Ahmet Kaya ölümünün 10. yılında ilk kez kapsamlı bir programla bugün Lütfi Kırdar Kongre Merkezi’nde anılacak. 19 Ocak’ta Hrant Dink anmasından sonra Gülten Kaya ile konuşurken hiç tanımadığı Ahmet Kaya için bir film yapmaya karar veren Ümit Kıvanç’a kulak kesildik. İlk kez izleyiciyle anma etkinliğinde buluşacak Ahmet Kaya belgeseli “Uçurtmam Tellere Takıldı” yarından itibaren de www.ahmetkaya.com sitesinde yayımlanacak.
- Daha önce yaptığınız Kazım Koyuncu belgeseli “Şarkılarla Geçtim Aranızdan”da olduğu gibi bu filmde de Ahmet Kaya kendi kendini anlatmış, bu bilinçli bir tercih olsa gerek...
GAM Müzik tarafından toparlanmış röportajlar, radyo ve televizyon programlarını kullanarak yaklaşık üç ayda hazırladık filmi. Ahmet Kaya’yı olabildiğince doğru anlatmak için onu izleyenlerle baş başa bırakmak istedik. Başkaları anlatsaydı ya solcu kahraman ya Kürt kahraman ya vatan haini olacaktı. Bu şekilde, hamaset ve başkalarının çizdiği bir tabloya düşmemiz önleniyor.
‘O bir fenomen’
- Peki, bu çalışmanın sonunda ortaya çıkan Ahmet Kaya profilini nasıl tarif edersiniz?

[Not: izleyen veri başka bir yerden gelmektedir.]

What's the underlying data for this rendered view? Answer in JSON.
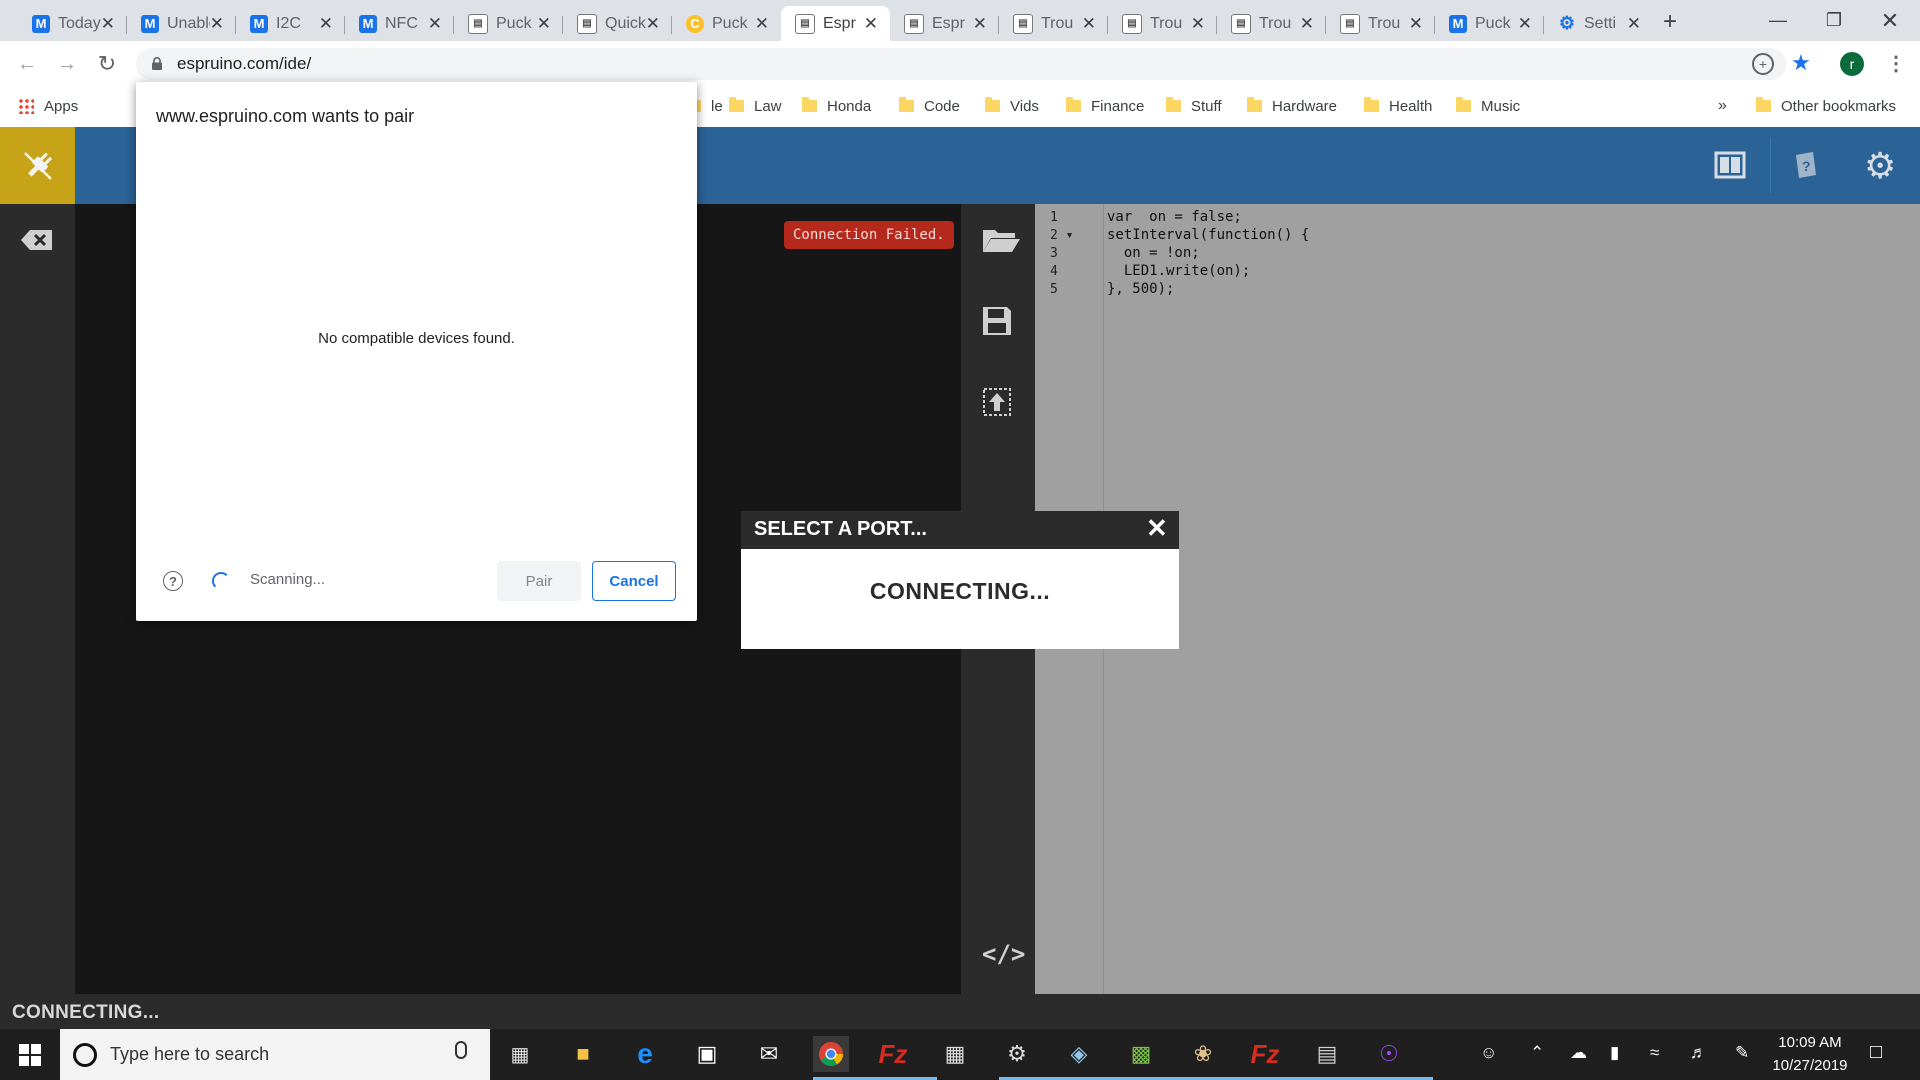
{
  "browser": {
    "tabs": [
      {
        "title": "Today",
        "favicon": "M",
        "kind": "m"
      },
      {
        "title": "Unable",
        "favicon": "M",
        "kind": "m"
      },
      {
        "title": "I2C",
        "favicon": "M",
        "kind": "m"
      },
      {
        "title": "NFC",
        "favicon": "M",
        "kind": "m"
      },
      {
        "title": "Puck",
        "favicon": "espruino-icon",
        "kind": "e"
      },
      {
        "title": "Quick",
        "favicon": "espruino-icon",
        "kind": "e"
      },
      {
        "title": "Puck",
        "favicon": "C",
        "kind": "c"
      },
      {
        "title": "Espr",
        "favicon": "espruino-icon",
        "kind": "e",
        "active": true
      },
      {
        "title": "Espr",
        "favicon": "espruino-icon",
        "kind": "e"
      },
      {
        "title": "Trou",
        "favicon": "espruino-icon",
        "kind": "e"
      },
      {
        "title": "Trou",
        "favicon": "espruino-icon",
        "kind": "e"
      },
      {
        "title": "Trou",
        "favicon": "espruino-icon",
        "kind": "e"
      },
      {
        "title": "Trou",
        "favicon": "espruino-icon",
        "kind": "e"
      },
      {
        "title": "Puck",
        "favicon": "M",
        "kind": "m"
      },
      {
        "title": "Setti",
        "favicon": "gear-icon",
        "kind": "g"
      }
    ],
    "new_tab": "+",
    "url": "espruino.com/ide/",
    "profile_initial": "r",
    "bookmarks": [
      {
        "label": "Apps",
        "icon": "apps-grid-icon"
      },
      {
        "label": "le",
        "icon": "folder-icon"
      },
      {
        "label": "Law",
        "icon": "folder-icon"
      },
      {
        "label": "Honda",
        "icon": "folder-icon"
      },
      {
        "label": "Code",
        "icon": "folder-icon"
      },
      {
        "label": "Vids",
        "icon": "folder-icon"
      },
      {
        "label": "Finance",
        "icon": "folder-icon"
      },
      {
        "label": "Stuff",
        "icon": "folder-icon"
      },
      {
        "label": "Hardware",
        "icon": "folder-icon"
      },
      {
        "label": "Health",
        "icon": "folder-icon"
      },
      {
        "label": "Music",
        "icon": "folder-icon"
      }
    ],
    "bookmarks_overflow": "»",
    "other_bookmarks": "Other bookmarks"
  },
  "pair_dialog": {
    "title": "www.espruino.com wants to pair",
    "empty_message": "No compatible devices found.",
    "scanning": "Scanning...",
    "pair_label": "Pair",
    "cancel_label": "Cancel",
    "help": "?"
  },
  "ide": {
    "connection_failed": "Connection Failed.",
    "status": "CONNECTING...",
    "code_lines": [
      {
        "n": "1",
        "text": "var  on = false;"
      },
      {
        "n": "2 ▾",
        "text": "setInterval(function() {"
      },
      {
        "n": "3",
        "text": "  on = !on;"
      },
      {
        "n": "4",
        "text": "  LED1.write(on);"
      },
      {
        "n": "5",
        "text": "}, 500);"
      }
    ],
    "port_dialog": {
      "title": "SELECT A PORT...",
      "message": "CONNECTING...",
      "close": "✕"
    }
  },
  "taskbar": {
    "search_placeholder": "Type here to search",
    "time": "10:09 AM",
    "date": "10/27/2019"
  },
  "colors": {
    "ide_toolbar": "#2b6396",
    "connect_button": "#c7a317",
    "connection_failed": "#b5291d",
    "chrome_accent": "#1a73e8"
  }
}
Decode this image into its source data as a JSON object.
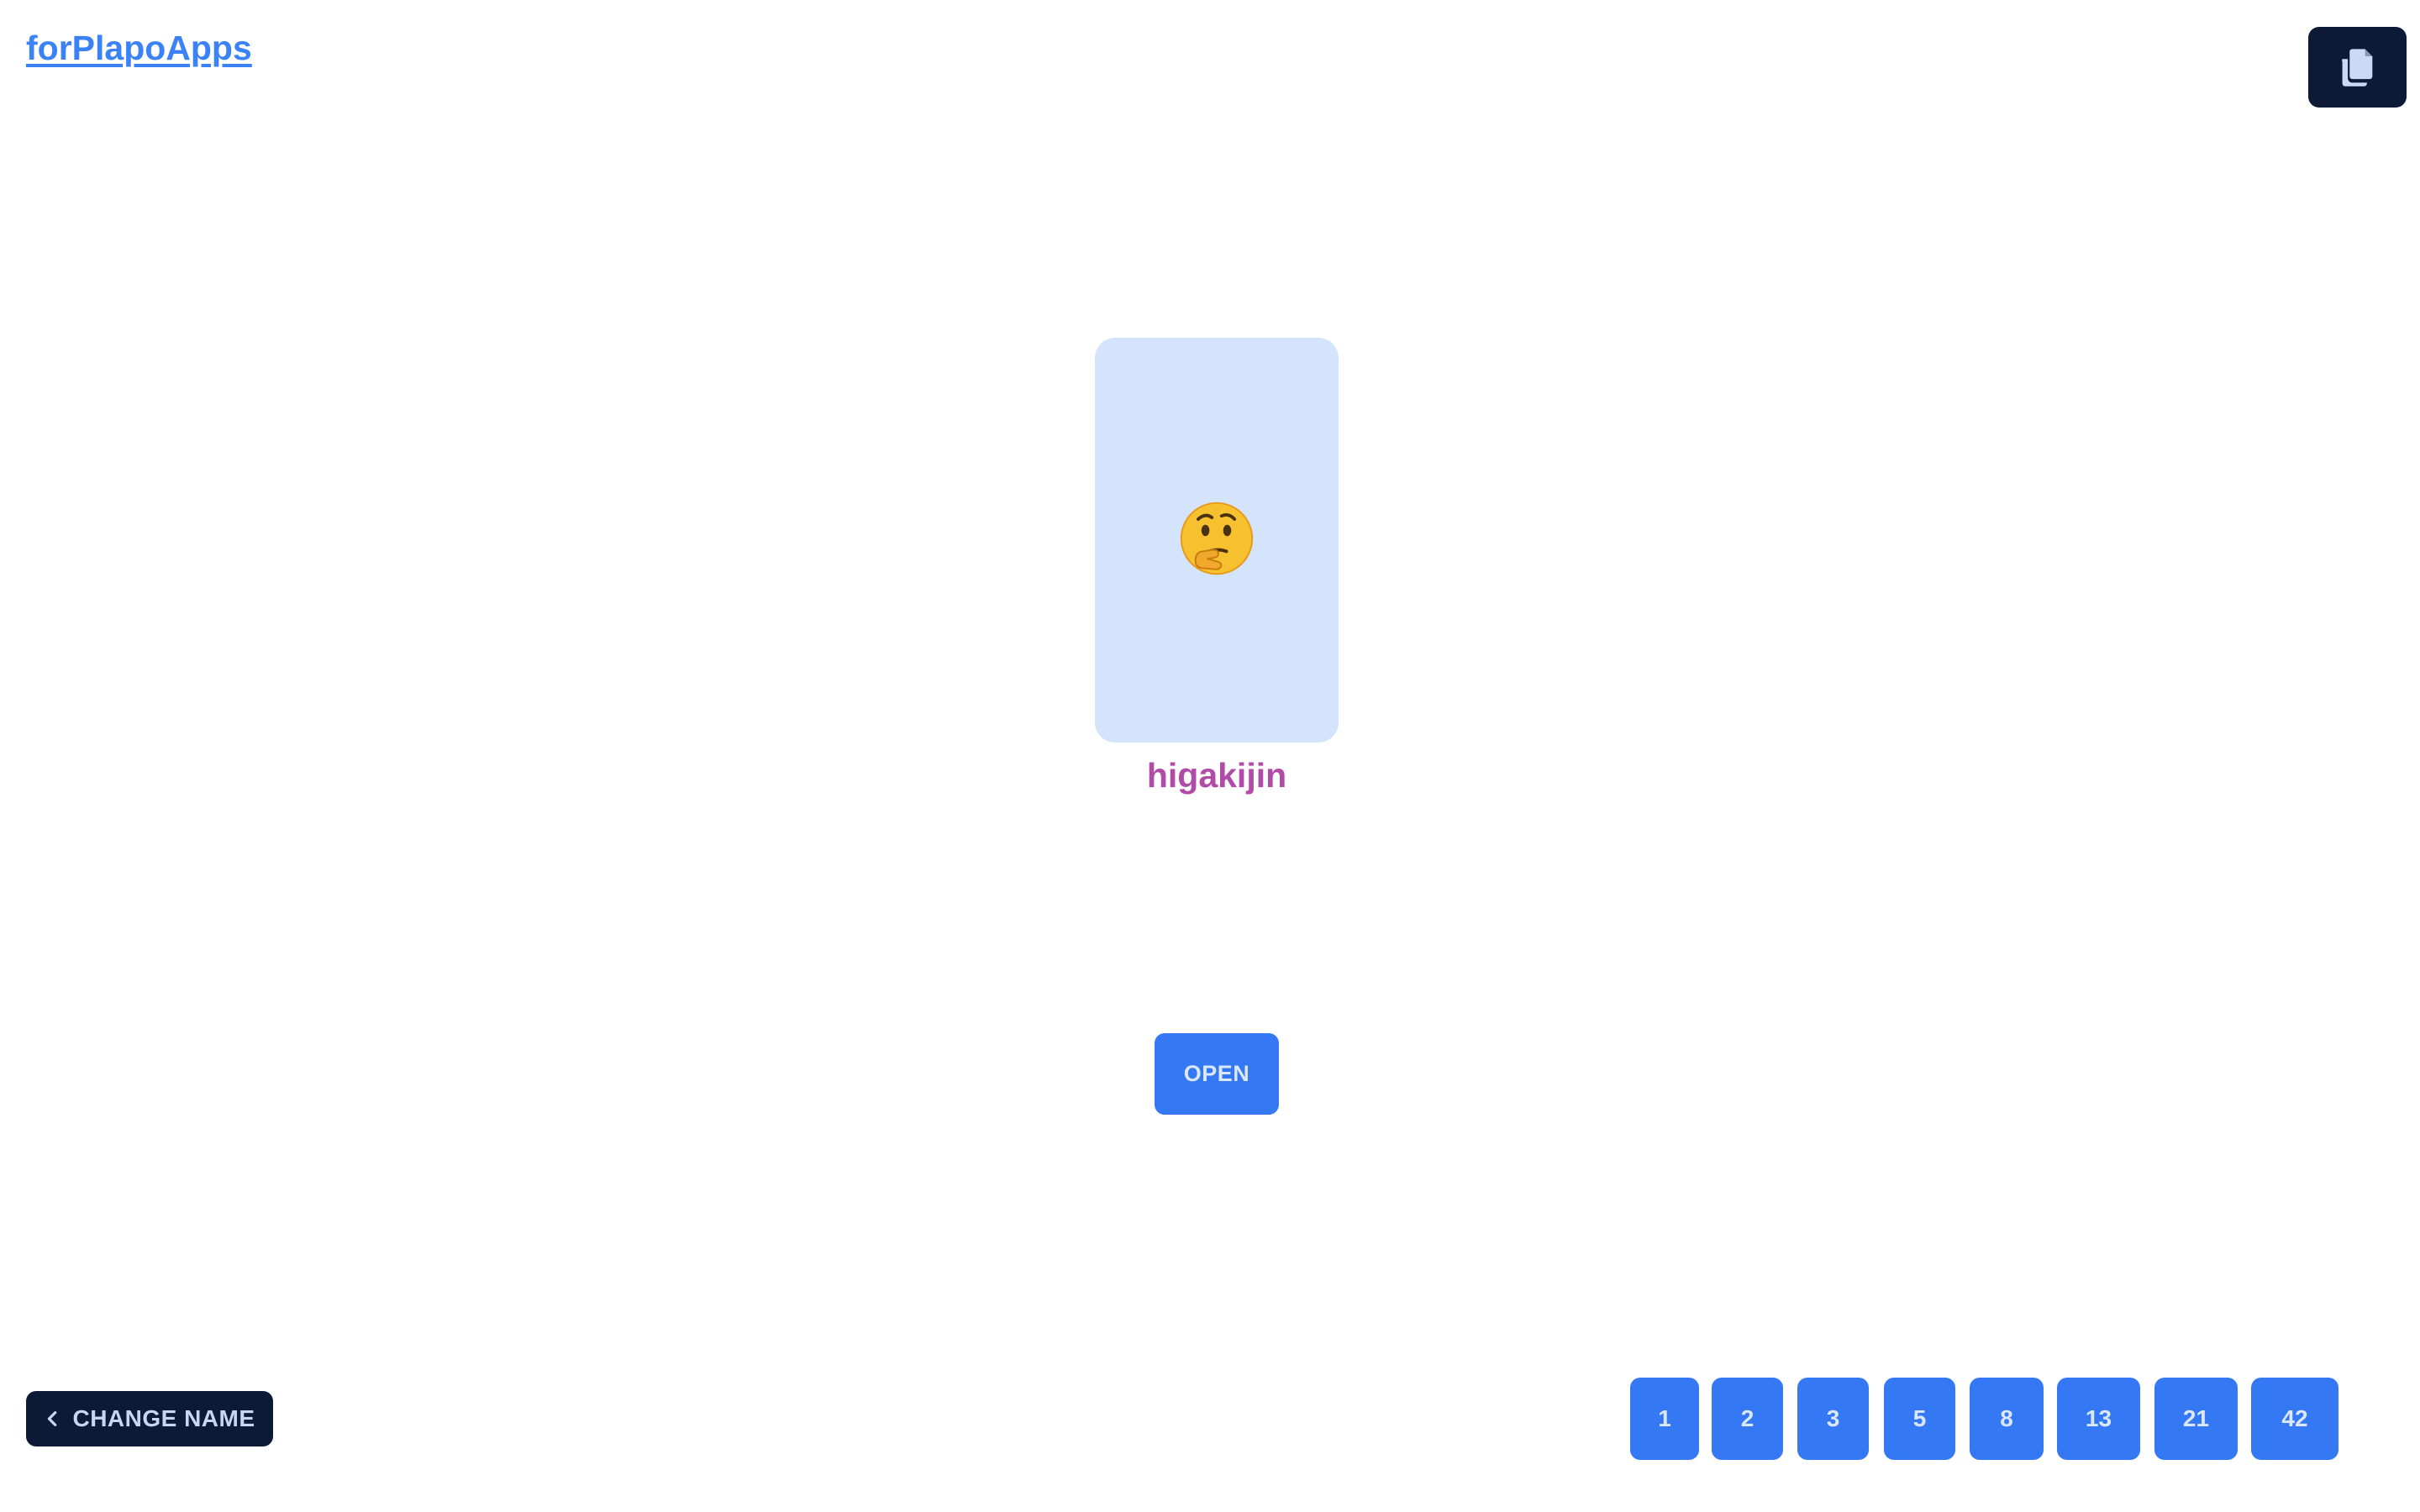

Ahmet Kaya’nın tedbir gelen ilk kasetine daha sonra bilirkişi raporuna sakıncası yoktur deniliyor. Yine o dönem, kasetleri el altından dolaşmaya başlıyor, “Ahmet Kaya diye biri var” derken üç albüm yapıyor. Ondan sonra da bir pop yıldızı oluyor. Televizyonda her programa çıkıyor, listelerde bir numara, magazin haberlerine konu oluyor. Allah vergisi sesi dışında pek bir özelliği olmayan bir adam, yüzlerce şarkı üretiyor ve bunu milyonlar dinliyor. Dünyanın herhangi bir yerinde bu fenomen incelenir. Ama biz onun yerine adamı linç etmeyi tercih ediyoruz.
Sözle anlatması zor, ama sadece şunu söyleyebilirim: Ahmet Kaya’yı tasnif edemezsiniz. Delikanlı, mahalleden çıkma tarafı da var, Anadolu’dan gelen bir tarafı da. Bir yandan da herkes nasıl biraz İstanbullu, biraz da başka bir “şey”se öyle. Solcu ama solcularla da bir sürü meselesi var.
Bir çocuğun ‘Şafak Türküsü’
- Filmde de görüyoruz, Ahmet Kaya’nın müziği, onu dinleyen kitlenin çeşitliliği gibi farklı türler arasında dolaşıyor...
İnsanımızın ortalama duygularına hitap eden yüzlerce şarkısı var Ahmet Kaya’nın, en çarpıcısı da bir araya gelen insan profili. Solcular, bıçkın varoş gençleri, kibar kızlar, başörtülü kadınlar, demokratlar, polisler, ülkücüler...
Konser kayıtları da devlet için Ahmet’in neden büyük bir tehlike olduğunu çok iyi anlatıyor. İnsanlar şarkılarıyla ağladığı bir müzisyeni politikacılardan daha fazla dinler. Filmde şöyle bir görüntü var: Bir çırağa soruyorlar “En çok hangi Ahmet Kaya şarkısını seviyorsun?” “Şafak Türküsü” diyor, “Çünkü annem, köydeki kardeşlerim geliyor aklıma.” Bir idam mahkûmunun yazdığı, bir dönem hak arayışı adına büyük ses getiren şarkıyı çocuk öyle dinliyor.
- Sizin Ahmet Kaya şarkınız hangisi?
“Bahtiyar” ve “Nereden Bileceksiniz”.
- Belgeselde Ahmet Kaya’nın “Memleketi böldürmeyeceğiz” sözleri art arda yankılanıyor. Bunu özellikle mi kullandınız?
Kendisi de Kürt olmasına rağmen 90’larda o korkunç mezalim yaşanmasaydı Kürtlük meselesine bu kadar takılmayacaktı. Temelde haksızlık, adaletsizlik derdi olan bir insandı. O sırada da memlekette en büyük haksızlık da Kürt meselesi alanındaydı. PKK, Abdullah Öcalan posterleri açılan konserlerde şarkı söylüyor. Fakat orada da “Namusum, şerefim üzerine yemin ederim biz bu memleketi böldürmeyeceğiz” diye sesleniyor. Bunu her yerde söylediği için özellikle yer verdim filmde.